13. The computer system of claim 11, wherein the at least one processing circuitry is configured for comparing between summed intensities of the radial aberration lines to apply autocorrelation to the radial aberration lines and detect periodic peaks that indicate respective periodic irregularities in the image; wherein a greater amplitude of the peaks correlates with a greater respective irregularity, indicating deformation of the spot.
14. The computer system of claim 12, wherein the at least one processing circuitry is configured for comparing between summed intensities of the radial aberration lines to apply autocorrelation to the plurality of straight lines, and detecting periodic peaks that indicate respective periodic irregularities in the image; wherein a greater amplitude of the peaks correlates with a greater respective irregularity, indicating deformation of the spot.
15. The computer system of claim 14 wherein the feature is a contact hole.
16. The computer system of claim 11, wherein the at least one processing circuitry is configured to apply one or more denoising processes on the image and/or its derivatives.
17. The computer system of claim 11 further comprising the FCPB device that is configured to generate the image by scanning the feature while a scanning beam/lens of the FCPB device is defocused.
18. The computer system of claim 14, wherein the at least one processing circuitry is configured for assessing the degree of spot deformation to calculate a score based on a difference between high autocorrelation peak values and low autocorrelation trough values, wherein higher scores correlate with more significant deformation in the spot.

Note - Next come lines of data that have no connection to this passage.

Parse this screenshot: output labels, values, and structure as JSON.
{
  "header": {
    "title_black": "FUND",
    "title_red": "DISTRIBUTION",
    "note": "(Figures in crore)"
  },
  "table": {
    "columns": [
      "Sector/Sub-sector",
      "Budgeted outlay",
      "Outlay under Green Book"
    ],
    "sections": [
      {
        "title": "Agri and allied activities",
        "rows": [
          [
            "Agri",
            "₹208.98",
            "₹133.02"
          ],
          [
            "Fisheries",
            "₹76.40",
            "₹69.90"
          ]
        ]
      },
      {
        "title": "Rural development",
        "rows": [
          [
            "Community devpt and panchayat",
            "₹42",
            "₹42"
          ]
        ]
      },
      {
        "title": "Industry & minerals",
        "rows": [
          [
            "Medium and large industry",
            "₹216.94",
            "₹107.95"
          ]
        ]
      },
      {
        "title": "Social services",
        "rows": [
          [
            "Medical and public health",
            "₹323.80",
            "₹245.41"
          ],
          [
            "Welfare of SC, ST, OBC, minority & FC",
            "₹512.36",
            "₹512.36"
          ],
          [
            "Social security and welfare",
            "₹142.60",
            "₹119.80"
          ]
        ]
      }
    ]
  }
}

19. The computer system of claim 11 wherein the FCPB device is a Scanning Electrons Microscope (SEM).
20. A non-transitory computer readable storage medium tangibly embodying a program of instructions that, when executed by a computer, cause the computer to perform a method of detecting spot deformation in a Focused Charged Particles Beam (FCPB) device, comprising:
obtaining an image of a circular feature of a semiconductor specimen generated by the FCPB device while defocused;
detecting radial aberration lines in the image;
comparing between summed intensities of the radial aberration lines to determine irregularities;
assessing a degree of spot deformation based on the irregularities.